May 23, 2022

FedNow’s Upcoming Debut Prompts Questions About Expanding ACH

Author

Michael W. Kahn

Michael W. Kahn

Nacha

NASHVILLE, Tennessee—Could FedNow pave the way for more ACH settlement windows?

A major stumbling block to expanding ACH hours is that the Federal Reserve’s National Settlement Service (NSS) for interbank settlement closes at the end of the business day (on Eastern Time), as well as on weekends and holidays. But as the debut of the FedNow faster payment service moves closer, it’s prompting questions about making its functionality applicable to other Fed services, including ACH.

“It’s interesting to note that FedNow will be 24/7, somehow, within a year and a half, but NSS will not. I’m not sure how it’s all going to work, but I think if FedNow can do it, why don’t we just run all the settlement transactions on FedNow?” asked Steve Kenneally, Senior Vice President, Payments, at the American Bankers Association. 

Kenneally and Bill Sullivan, Nacha Senior Director and Group Manager, Government and Industry Relations, spoke at the Smarter Faster Payments 2022 session “Advocating and Influencing Payments Policy.” 

Sullivan said Nacha has been talking with the Fed for many years on expanding NSS hours. In fact, as far back as 2013, Nacha responded to a Fed paper by suggesting that “to support a 21st century payment system, the Federal Reserve could expand the opening hours of the National Settlement Service to support daily settlement activity with longer opening hours, ideally on a near 24x7 schedule, even on weekends and holidays.”

“We’re hoping that as everything moves faster there will be some solution and maybe even it’s a central bank digital currency (CBDC) for interbank settlements. It might help supplement —or eventually eliminate the need for—NSS,” said Sullivan. 

“Right now, 85% of all the central banks worldwide are looking at some form of CBDC. Very few have actually implemented—very, very few,” said Sullivan. 

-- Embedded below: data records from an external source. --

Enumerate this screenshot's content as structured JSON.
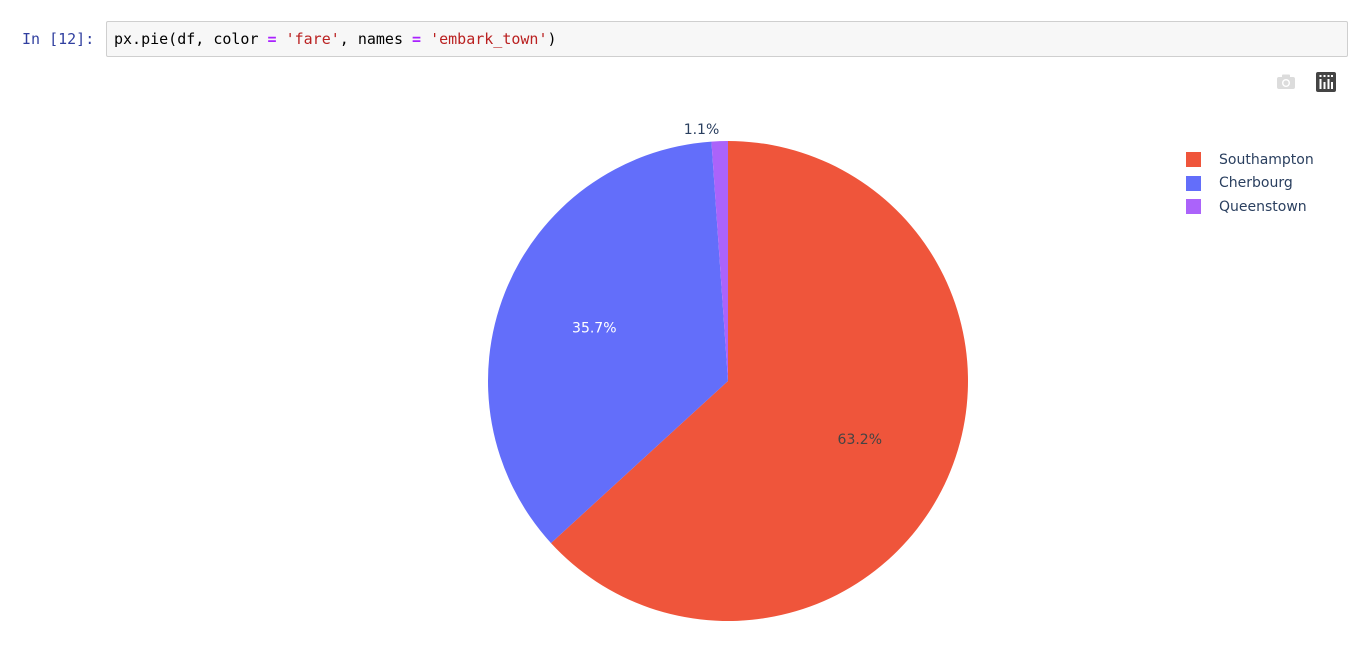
{
  "cell": {
    "prompt": "In [12]:",
    "code": {
      "part1": "px.pie(df, color ",
      "op1": "=",
      "part2": " ",
      "str1": "'fare'",
      "part3": ", names ",
      "op2": "=",
      "part4": " ",
      "str2": "'embark_town'",
      "part5": ")"
    }
  },
  "modebar": {
    "buttons": [
      {
        "name": "camera-icon",
        "title": "Download plot as a png"
      },
      {
        "name": "plotly-logo-icon",
        "title": "Produced with Plotly"
      }
    ]
  },
  "chart_data": {
    "type": "pie",
    "labels": [
      "Southampton",
      "Cherbourg",
      "Queenstown"
    ],
    "values": [
      63.2,
      35.7,
      1.1
    ],
    "value_labels": [
      "63.2%",
      "35.7%",
      "1.1%"
    ],
    "colors": [
      "#ef553b",
      "#636efa",
      "#ab63fa"
    ],
    "label_colors": [
      "#444444",
      "#ffffff",
      "#2a3f5f"
    ],
    "legend_position": "top-right",
    "direction": "clockwise",
    "start": "top"
  }
}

As for the U.S., the Federal Reserve Board has said it will not advance a CBDC without legislation, and Sullivan described Congress as being “very much in a learning phase, so this is not inevitable, it’s not imminent.” But in a recent letter to the Federal Reserve Board of Governors, Nacha encouraged the Fed “to introduce any CBDC initially as a form of central bank money solely for the purpose of settling interbank payments,” noting a CBDC settlement function “could initially operate in parallel to the [NSS], the Fedwire Funds Service, and the liquidity management tool, which is currently positioned to be limited solely to participation in FedNow.”

Other topics touched on during the May 3 session included the Bank On program. ABA is a strong and vocal supporter of Bank On, which Kenneally said is an effort at “standardizing low-cost bank accounts with minimal fees that can be charged—no overdraft—that banks can offer to try to get more people onboarded to use the banking system.” 

Sullivan noted that the carrot of ACH payments gave a big push.

“During the pandemic, when everything was shut down, we did see Bank On-related bank account openings increase as ACH Direct Deposits for [economic impact payments] and child tax credit payments increased. So, you can make the assumption that people were listening, and wanted to get their money faster, and didn’t want to deal with a check,” said Sullivan. 

Kenneally gave an update on the U.S. Coin Task Force, which includes ABA, the U.S. Treasury and other organizations, and was convened at the onset of the pandemic. He said about 80% of coins typically in circulation are “recycled,” meaning people received them as change and then spent them, but that’s down to about 60%. Exacerbating the issue: Federal Reserve Banks are rationing coins, leaving retailers and the banks serving them in a bind. 

“If you ordinarily asked for $10,000 a week in coins, they would only give you $3,000 a week, so you couldn’t meet Walmart’s requirements,” said Kenneally. 

Reminiscent of a World War II scrap metal drive, he’s urging Americans to go to their cookie jars, couch cushions and cupholders in search of coins.

“Go to Coinstar, or a bank, and dump your coins,” said Kenneally, “because we need them to be circulated.”